Les deux fugitifs montèrent à cheval. — Page 705.

Philippe prêta l’oreille à tous les bruits, il laissa osciller son cœur au souffle de toutes les épouvantes ; mais, confiant dans sa force, doublée par l’exagération de sa résolution suprême, il attendit sans faiblesse qu’une circonstance décisive lui permît de se juger lui-même. Il espéra qu’un grand danger luirait pour lui, comme ces phosphores de la tempête qui montrent aux navigateurs la hauteur des vagues contre lesquelles ils luttent.

Mais rien ne vint.
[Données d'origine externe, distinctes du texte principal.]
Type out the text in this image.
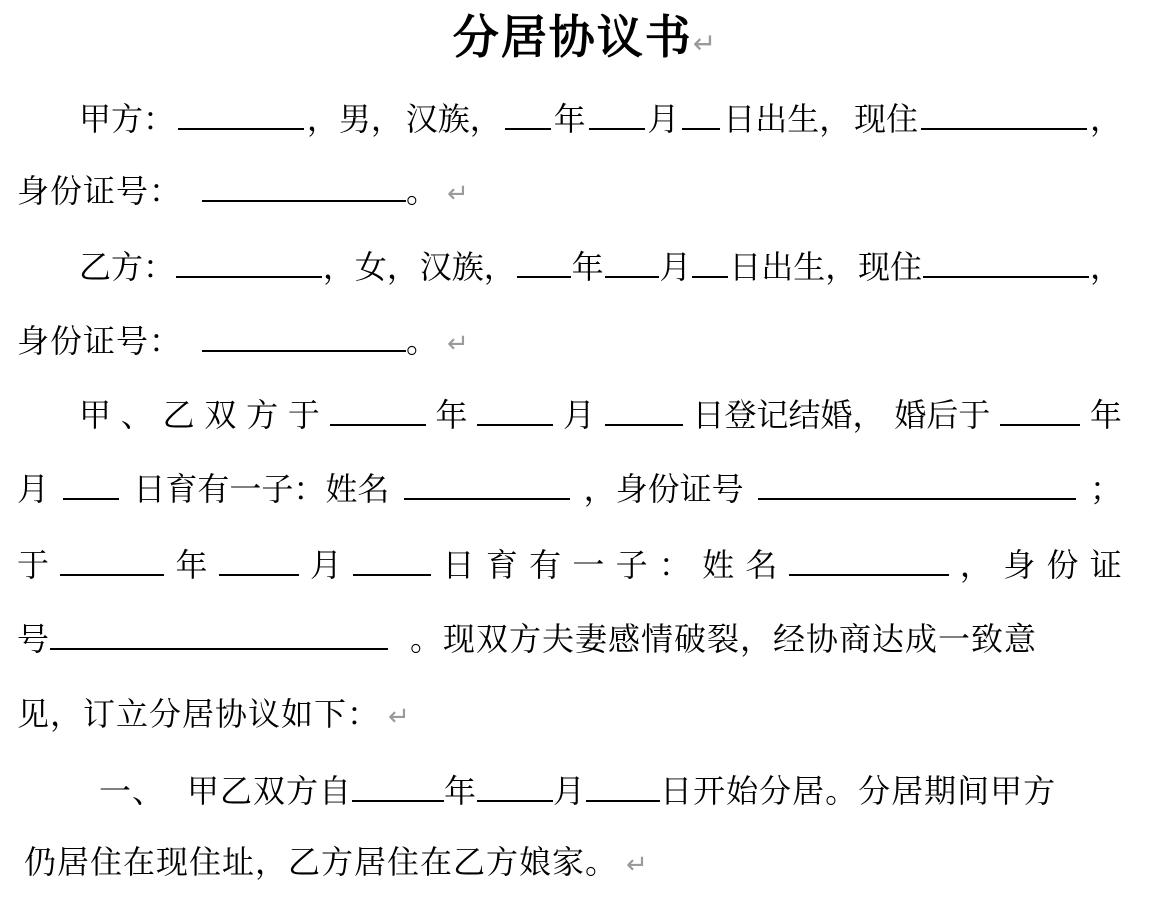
分居协议书↵
甲方：	，男， 汉族， 年 月 日出生， 现住	，
身份证号：	。 ↵
乙方：	，女， 汉族， 年 月 日出生， 现住	，
身份证号：	。 ↵
甲 、 乙 双 方 于	年	月	日登记结婚， 婚后于	年
月	日育有一子：姓名	，身份证号	；
于	年	月	日 育 有 一 子 ： 姓 名	， 身 份 证
号	。现双方夫妻感情破裂，经协商达成一致意
见，订立分居协议如下： ↵
一、 甲乙双方自	年 月 日开始分居。分居期间甲方
仍居住在现住址，乙方居住在乙方娘家。 ↵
Le silence, ce mortel ennemi des cœurs inquiets, ce mortel ennemi des ambitieux, enveloppa toute la nuit, dans son épaisse vapeur, le futur roi de France, abrité sous sa couronne volée.

Vers le matin, une ombre bien plutôt qu’un corps se glissa dans la chambre royale ; Philippe l’attendait et ne s’en étonna pas.

— Eh bien, monsieur d’Herblay ? dit-il.

— Eh bien, sire, tout est fini.

— Comment ?

— Tout ce que nous attendions.

— Résistance ?

— Acharnée : pleurs, cris.

— Puis ?

— Puis la stupeur.

— Mais enfin ?

— Enfin, victoire complète et silence absolu.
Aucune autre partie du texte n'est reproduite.